La Patagonie, vaste territoire à cheval entre l’Argentine et le Chili, s’étendant entre Andes, lacs, steppes et glaciers, attire depuis plusieurs décennies non seulement les aventuriers, mais aussi une clientèle fortunée à la recherche de refuges face au dérèglement climatique. Argentins aisés, célébrités et milliardaires étrangers investissent dans ces terres sauvages pour se sécuriser un havre de paix.
Un eldorado immobilier à 300 000 dollars l’hectare
Grande comme deux fois la France avec seulement 3 millions d’habitants, la Patagonie, est territoire de plus en plus prisé qui a vu sa population doubler en trois décennies.
Perçue comme une région sûre et préservée, elle attire ceux qui souhaitent se prémunir des conséquences du réchauffement climatique et sécuriser un endroit sûr pour l’avenir.
En parallèle, le marché immobilier connaît une inflation notable. Certaines parcelles, notamment celles avec une proximité avec les montagnes ou la présence de points d’eau, peuvent désormais atteindre 300 000 dollars l’hectare.
Les propriétaires actuels espèrent souvent les revendre à prix élevé à des acheteurs étrangers, séduits par l’isolement et la beauté des paysages, parfois en quête d’investissement touristique.
Ce fléau reste heureusement modéré, grâce à la loi fixant des limites à la possession de terres par les étrangers. Concrètement, un étranger ne pourra pas avoir plus de mille hectares en Patagonie et, sur l’ensemble du pays, les non résidents ne pourront pas détenir plus de 15 % des terres agricoles.

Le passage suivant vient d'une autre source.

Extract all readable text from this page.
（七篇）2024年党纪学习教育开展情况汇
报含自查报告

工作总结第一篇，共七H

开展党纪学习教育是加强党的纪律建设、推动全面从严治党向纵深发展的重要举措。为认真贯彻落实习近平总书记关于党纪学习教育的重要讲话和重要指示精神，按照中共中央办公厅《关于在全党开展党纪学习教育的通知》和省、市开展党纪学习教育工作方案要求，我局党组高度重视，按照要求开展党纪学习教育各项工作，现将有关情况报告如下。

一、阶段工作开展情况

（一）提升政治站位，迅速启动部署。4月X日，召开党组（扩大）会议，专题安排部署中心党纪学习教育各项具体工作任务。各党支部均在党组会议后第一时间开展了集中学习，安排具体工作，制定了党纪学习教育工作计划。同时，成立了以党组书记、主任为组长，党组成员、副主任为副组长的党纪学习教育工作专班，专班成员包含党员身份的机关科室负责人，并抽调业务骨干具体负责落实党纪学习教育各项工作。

L’objectif du gouvernement est de garder la main sur les ressources et freiner les achats spéculatifs qui se sont multipliés depuis quelques années.
Argentins aisés, célébrités et milliardaires
La clientèle de luxe ne se limite pas aux Argentins fortunés. Des célébrités internationales comme Sylvester Stallone, des familles comme les Benetton qui détiennent 900 000 hectares, ou des entrepreneurs britanniques tel que Joe Lewis, par ailleurs accusé d’avoir usurpé des terres et un lac, ont aussi acquis des terres patagones.

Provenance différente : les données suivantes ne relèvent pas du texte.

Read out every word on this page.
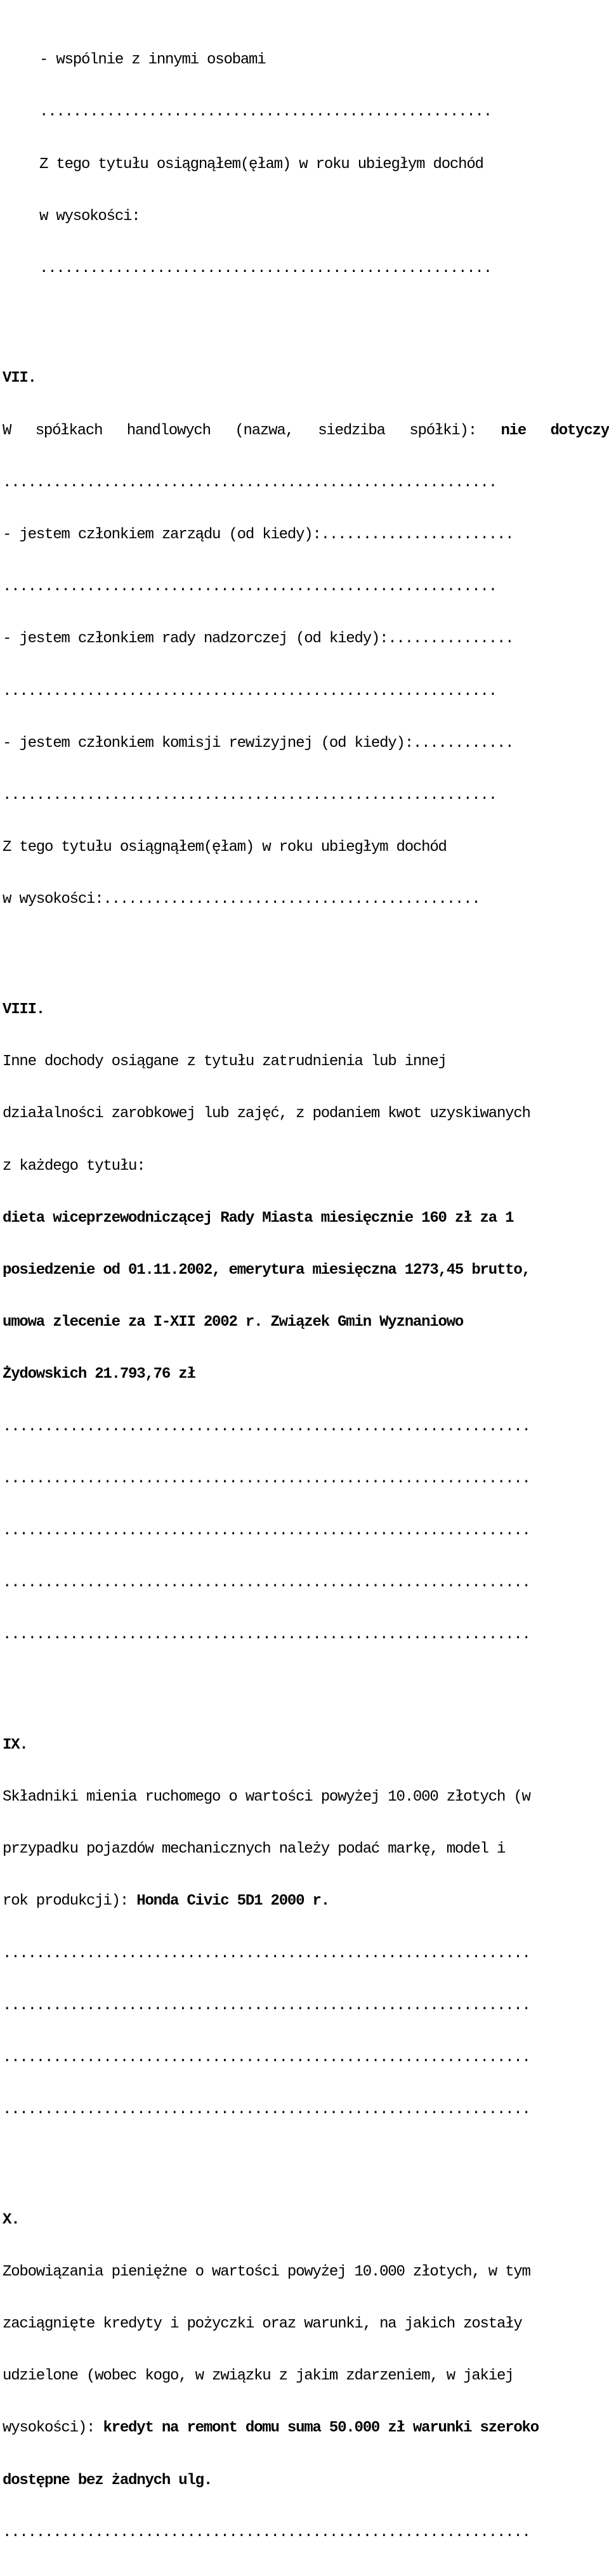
- wspólnie z innymi osobami

......................................................

Z tego tytułu osiągnąłem(ęłam) w roku ubiegłym dochód

w wysokości:

......................................................

VII.

W spółkach handlowych (nazwa, siedziba spółki): nie dotyczy

...........................................................

- jestem członkiem zarządu (od kiedy):.......................

...........................................................

- jestem członkiem rady nadzorczej (od kiedy):...............

...........................................................

- jestem członkiem komisji rewizyjnej (od kiedy):............

...........................................................

Z tego tytułu osiągnąłem(ęłam) w roku ubiegłym dochód

w wysokości:.............................................

VIII.

Inne dochody osiągane z tytułu zatrudnienia lub innej

działalności zarobkowej lub zajęć, z podaniem kwot uzyskiwanych

z każdego tytułu:

dieta wiceprzewodniczącej Rady Miasta miesięcznie 160 zł za 1

posiedzenie od 01.11.2002, emerytura miesięczna 1273,45 brutto,

umowa zlecenie za I-XII 2002 r. Związek Gmin Wyznaniowo

Żydowskich 21.793,76 zł

...............................................................

...............................................................

...............................................................

...............................................................

...............................................................

IX.

Składniki mienia ruchomego o wartości powyżej 10.000 złotych (w

przypadku pojazdów mechanicznych należy podać markę, model i

rok produkcji): Honda Civic 5D1 2000 r.

...............................................................

...............................................................

...............................................................

...............................................................

X.

Zobowiązania pieniężne o wartości powyżej 10.000 złotych, w tym

zaciągnięte kredyty i pożyczki oraz warunki, na jakich zostały

udzielone (wobec kogo, w związku z jakim zdarzeniem, w jakiej

wysokości): kredyt na remont domu suma 50.000 zł warunki szeroko

dostępne bez żadnych ulg.

...............................................................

Certains, à l’image de Douglas Tompkins, fondateur de la marque The North face, ont justifié leurs acquisitions en rachetant de vastes espaces avec la promesse d’agrandir des parcs nationaux, mêlant ainsi conservation et investissement personnel. Cette promesse n’a pas été tenue à son décès.
Crise climatique et fantasme d’un refuge
À l’heure où les projections climatologiques évoquent +3 °C, la Patagonie pourrait apparaître comme un havre climatique potentiel avec des températures modérées selon les zones, de l’air pur, des paysages naturels intacts.
Pourtant, cet écrin de nature a ses fragilités. Loin d’être un refuge invulnérable, la région représente un pari risqué pour ceux qui misent sur sa sécurité à long terme. Si la Patagonie pourrait échapper à certaines hausses thermiques, l’extrême variabilité du climat qui la caractérise ne fera qu’augmenter.
De plus, la qualité des sols, souvent rocheux ou peu fertiles, compromet toute viabilité d’autonomie agricole. À long terme, les territoires les plus durables pour l’agriculture et l’installation humaine pourraient bien se situer ailleurs, là où le climat et la terre sont plus stables, comme la Sibérie.
La concentration de terres entre les mains d’une élite illustre les inégalités face au dérèglement climatique, là où les plus vulnérables ne disposent pas de moyens de s’installer dans ces zones préservées, alors que les riches peuvent transformer la nature en privilège personnel.